СКОРЕЕ НАЛЕТАЙ! ХВАТАЙ И ПРОЧЬ БЕГИ! — пели голоса в наушниках.

("Улыбайся!" — крикнула Джонни мать, как всегда в самый неподходящий момент. Степ, переборочка, разворот — и улыбка!)

Джонни автоматически отбил несколько тактов и широко улыбнулся. "Ты волк в овечьей шкуре, а не степист. Чтобы кого-то разгадать, надо самому быть из того же теста", — думал он, рассматривая одну из расписок на свет. В общем, у Софи на кухне работы было невпроворот, и все разная! Сама же она меж тем спала в гостиной в кресле — тело обмякло, голова упала на грудь, так что под тонкими седыми, давно не мытыми волосами просвечивала розовая кожа. На коленях устроился настырный кот, а две молоденькие кошечки, почти котята, гонялись друг за другом перед креслом, то плотно прижимаясь к полу, то стремительно вскакивая.

ПУСТЬ МИР ВЗЛЕТИТ, МЫ ПОТАНЦУЕМ В ПЕПЛЕ, — пел ансамбль.

Джонни огляделся и решил, что теперь кухня выглядит более или менее сносно.

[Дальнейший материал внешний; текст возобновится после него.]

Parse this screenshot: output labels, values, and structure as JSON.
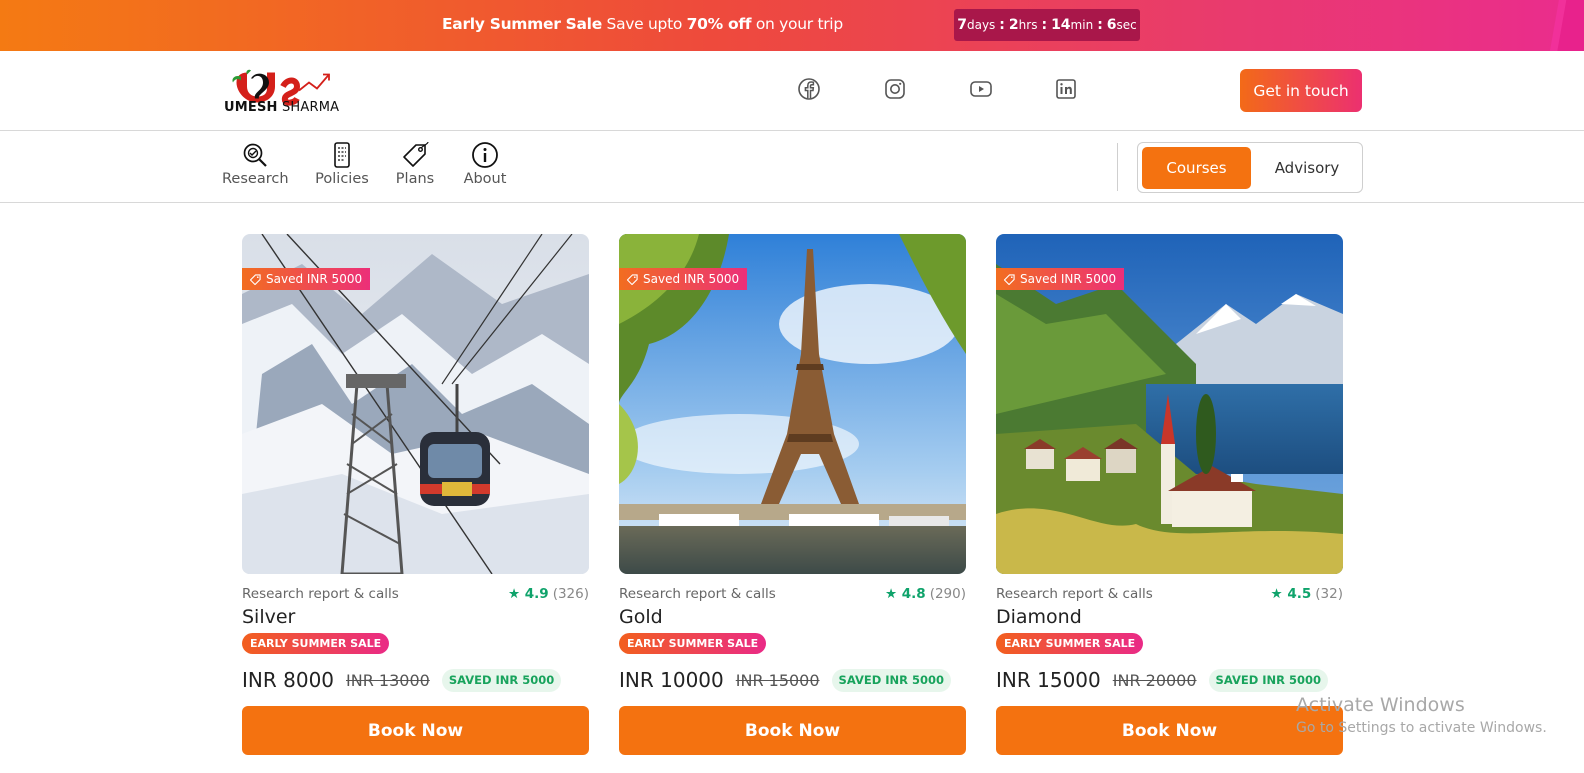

Полки, столы, раковина и створки шкафов протерты, чашки висят на крючках, тарелки сложены по размеру, кастрюли поставлены одна в другую. Бечевка, резинки, счета, квитанции и оранжевый блокнот сложены в одном ящике. Кошачьи миски вымыты. Пол, правда, все еще грязный, а холодильник неплохо бы разморозить, но надо же где-то и точку поставить.

— Что ж, неплохо поработал, — сказал Джонни вслух и глянул на шкафчик, где под газетами лежали деньги.

Оставалось только сообразить, куда бы сунуть грязные полотенца, если, конечно, он решит, что их стоит сохранить.

ВНИЗ, ВНИЗ, ВНИЗ! — пели голоса. — К ЭТОЙ МАШИНЕ ВНИЗ!

Джонни кивнул. Конечно, Эррол, мастер водопроводных работ и прирожденный джентльмен, ни за что бы не допустил, чтобы жена стирала вручную. Подхватив оранжевое ведро и грязные полотенца, он сбежал вниз, протиснулся мимо тележки с обувью и обнаружил под лестницей серый, безрадостный чулан со стиральной машиной, тазами и покосившейся, будто охромевший кузнечик, гладильной доской. Дверь из чулана вела в призрачный сад.

Джонни широко открыл глаза, губы у него сжались. Гладильная доска была покрыта одеялом, а поверх — простыней, и по всей простыне чернели выжженные утюгом треугольники, кое-где проходящие насквозь до металлической основы. Выпущенное на свободу электричество оставило здесь свой опасный след. Тут же, на самом краешке доски, стоял и утюг. Он был включен в сеть, но, судя по черной корке нагара, не работал. Там, где обтрепанный провод соединялся с вилкой, проблескивала тонкая проволока.

— Господи! — прошептал Джонни. — Вот старая дуреха!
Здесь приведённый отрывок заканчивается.